About
CDS (Clojure Documentation Site) is a community documentation project for the Clojure programming language. It is not affiliated with
Clojure/core
, does not require going through the Clojure Contributor Agreement, and is developed on GitHub.
Rationale
The rationale is explained in more detail in the announcement blog post.
History
CDS was started in early October, 2012, by several active members of the Clojure community due to their dissatisfaction with the state of documentation and documentation contribution process (that involved mailing Clojure Contributor Agreement in paper).
Goals
The goal is to produce quality technical documentation for Clojure users and potential adopters with various expertise levels.
CDS strives to cover all aspects of Clojure: from tutorials and language guides to overview of the ecosystem, how libraries are developed and published, topics operations engineers will be interested in, JVM ecosystem tools and so on.
Adopting a language always takes more than just reading a book or a few tutorials about language features.
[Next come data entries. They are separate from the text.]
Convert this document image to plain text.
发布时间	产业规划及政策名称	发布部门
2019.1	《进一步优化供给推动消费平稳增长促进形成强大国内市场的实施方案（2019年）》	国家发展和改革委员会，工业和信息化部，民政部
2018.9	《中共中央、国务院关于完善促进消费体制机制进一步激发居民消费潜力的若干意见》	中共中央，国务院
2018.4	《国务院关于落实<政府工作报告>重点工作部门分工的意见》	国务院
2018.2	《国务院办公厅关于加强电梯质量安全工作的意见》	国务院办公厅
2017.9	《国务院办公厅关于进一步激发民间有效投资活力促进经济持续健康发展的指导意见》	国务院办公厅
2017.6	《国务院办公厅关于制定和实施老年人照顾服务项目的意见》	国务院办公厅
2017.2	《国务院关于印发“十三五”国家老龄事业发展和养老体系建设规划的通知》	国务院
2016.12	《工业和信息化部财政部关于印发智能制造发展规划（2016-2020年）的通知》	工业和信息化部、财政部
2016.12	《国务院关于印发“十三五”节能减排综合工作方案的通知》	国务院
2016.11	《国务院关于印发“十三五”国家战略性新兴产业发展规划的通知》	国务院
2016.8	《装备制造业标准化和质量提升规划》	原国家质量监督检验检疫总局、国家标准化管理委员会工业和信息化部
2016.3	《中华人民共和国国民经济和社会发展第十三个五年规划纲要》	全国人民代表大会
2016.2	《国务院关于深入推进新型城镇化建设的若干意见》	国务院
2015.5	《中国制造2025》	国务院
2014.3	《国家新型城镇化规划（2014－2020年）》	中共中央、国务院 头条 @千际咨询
Understanding design goals, the ecosystem and operations is just as important. CDS will try to address this.
What CDS is Not
What's not here:
- Cheatsheets. The official Clojure cheatsheet is very good. There is also an unofficial ClojureScript cheatsheet available for download and contribution.
- API reference docs. Those can currently be found (with examples) at Clojuredocs.
Clojuredocs needs a lot of work and redesign (as in, the way it works) which will take a while. CDS is not concerned with providing the API reference; only tutorials, guides, and linking to other relevant resources.
Structure
CDS is structured as a number of guides. They broadly fall into 4 categories:
Tutorials
These guides are for complete newcomers and should include a lot of hand holding. They don't assume any previous familiarity with Clojure, the JVM, the JVM tool ecosystem, functional programming, immutability, and so on.
Target audience: newcomers to the language.
Language guides
These guides are more in-depth, focused on various aspects of the language and interoperability. Examples of such guides include:
- Sequences
- Interoperability
- Reference types
- Laziness
- Macros and compilation
Target audience: from developers who already have some familiarity with the language to those who have been using it for a while.
Tools & Ecosystem guides
These guides cover key Clojure ecosystem tools such as Leiningen, Clojars, REPLy, nREPL, Emacs clojure-mode, VimClojure, Counterclockwise, La Clojure, etc. It also covers important ecosystem projects that are not tools: books, ClojureSphere, ClojureWerkz, Flatland and so on.
Target audience: all developers using or interested in the Clojure programming language.
Cookbooks
Concise Clojure example code, categorized by subject.
Mailing List
CDS currently uses Clojure mailing list for discussions. Feel free to join it and ask any questions you may have.
News & Announcements
News and announcements are posted primarily on the Clojurians Slack #news-and-articles
channel.
Reporting Issues
If you find a mistake, poor grammar, an important topic not covered, or an outdated example, please file an issue on Github.
Contributing
CDS uses Cryogen. All tutorials and guides are written in Markdown.
The toolchain and setup process are described in the README.
To submit changes, create a branch and make your changes on it. Once you are done with your changes and all tests pass, submit a pull request on GitHub.